Les jeûnes sont très-fréquents chez les Grecs. Voici les époques des principaux carêmes, sans parler des abstinences en l’honneur de tel ou tel saint particulier à chaque couvent : deux mois avant Pâques, trente jours après la Pentecôte, quinze jours avant l’Assomption et quarante jours avant Noël. Le lait, le poisson et les œufs ne sont pas permis, en sorte que le menu se réduit aux olives, au caviar et à quelques racines et coquillages. Les Orientaux, habituellement très-sobres, souffrent peu de ce régime que nous ne pourrions supporter longtemps.

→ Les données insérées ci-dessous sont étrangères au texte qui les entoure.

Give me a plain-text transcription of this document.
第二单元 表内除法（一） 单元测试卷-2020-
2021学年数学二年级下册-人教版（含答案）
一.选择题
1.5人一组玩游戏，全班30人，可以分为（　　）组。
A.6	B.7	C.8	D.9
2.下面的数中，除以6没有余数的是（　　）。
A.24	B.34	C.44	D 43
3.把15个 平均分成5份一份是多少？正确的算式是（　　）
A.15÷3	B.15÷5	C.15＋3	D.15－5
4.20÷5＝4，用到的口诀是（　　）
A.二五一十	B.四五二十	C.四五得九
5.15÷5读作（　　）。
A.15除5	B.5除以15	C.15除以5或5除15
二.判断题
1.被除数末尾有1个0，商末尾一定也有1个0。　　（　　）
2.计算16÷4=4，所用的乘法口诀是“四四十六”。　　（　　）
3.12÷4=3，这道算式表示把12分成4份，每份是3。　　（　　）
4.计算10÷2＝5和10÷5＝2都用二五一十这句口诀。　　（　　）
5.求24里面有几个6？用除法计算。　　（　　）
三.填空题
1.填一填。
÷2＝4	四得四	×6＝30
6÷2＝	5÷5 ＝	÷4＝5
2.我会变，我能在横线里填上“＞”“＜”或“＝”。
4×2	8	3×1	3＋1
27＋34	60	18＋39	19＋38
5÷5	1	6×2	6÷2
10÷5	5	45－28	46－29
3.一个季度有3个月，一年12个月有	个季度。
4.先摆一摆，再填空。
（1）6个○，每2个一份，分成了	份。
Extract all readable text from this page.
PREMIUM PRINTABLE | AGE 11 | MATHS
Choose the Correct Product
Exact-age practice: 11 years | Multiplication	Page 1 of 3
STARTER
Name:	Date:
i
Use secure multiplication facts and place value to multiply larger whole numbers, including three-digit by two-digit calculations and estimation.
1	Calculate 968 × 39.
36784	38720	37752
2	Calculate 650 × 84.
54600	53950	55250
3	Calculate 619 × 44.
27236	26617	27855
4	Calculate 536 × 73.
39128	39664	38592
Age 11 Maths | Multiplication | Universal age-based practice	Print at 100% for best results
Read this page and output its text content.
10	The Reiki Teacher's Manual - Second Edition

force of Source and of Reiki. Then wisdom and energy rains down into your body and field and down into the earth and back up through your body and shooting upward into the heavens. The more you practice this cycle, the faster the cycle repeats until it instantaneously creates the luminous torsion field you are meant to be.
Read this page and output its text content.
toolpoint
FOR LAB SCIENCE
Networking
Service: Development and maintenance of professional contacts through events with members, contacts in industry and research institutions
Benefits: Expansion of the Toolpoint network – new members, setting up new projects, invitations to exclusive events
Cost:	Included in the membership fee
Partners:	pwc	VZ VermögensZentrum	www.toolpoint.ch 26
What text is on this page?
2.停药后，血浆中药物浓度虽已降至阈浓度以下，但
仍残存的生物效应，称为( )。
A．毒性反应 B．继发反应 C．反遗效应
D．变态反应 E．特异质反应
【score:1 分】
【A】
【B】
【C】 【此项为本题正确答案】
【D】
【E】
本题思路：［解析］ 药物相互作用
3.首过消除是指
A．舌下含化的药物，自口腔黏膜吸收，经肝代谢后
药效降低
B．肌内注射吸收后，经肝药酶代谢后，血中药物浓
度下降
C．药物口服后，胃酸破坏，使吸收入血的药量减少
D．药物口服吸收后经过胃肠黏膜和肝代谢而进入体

L’higoumène ne fit donc qu’assister à notre repas. C’était un bon homme sans façons, dépourvu d’instruction, mais ne manquant pas d’une certaine finesse qui lui tenait lieu d’esprit. Il nous fit, après le dîner, les honneurs de son petit État de la meilleure grâce du monde. D’abondantes explications nous étaient données par le logothète, personnage maigre, laid, mais instruit. Ce saint homme parlait avec une telle familiarité de Dieu, de la Sainte-Vierge et des saints qu’on eût pu le croire de la céleste famille, s’il n’avait pris soin de rappeler de temps en temps son origine terrestre par de bruyantes interruptions que répétaient les voûtes sonores et qui prouvaient surabondamment que l’abus des plantes crucifères est chose nuisible à la santé : le cant oriental autorise ces écarts que notre politesse réprouve.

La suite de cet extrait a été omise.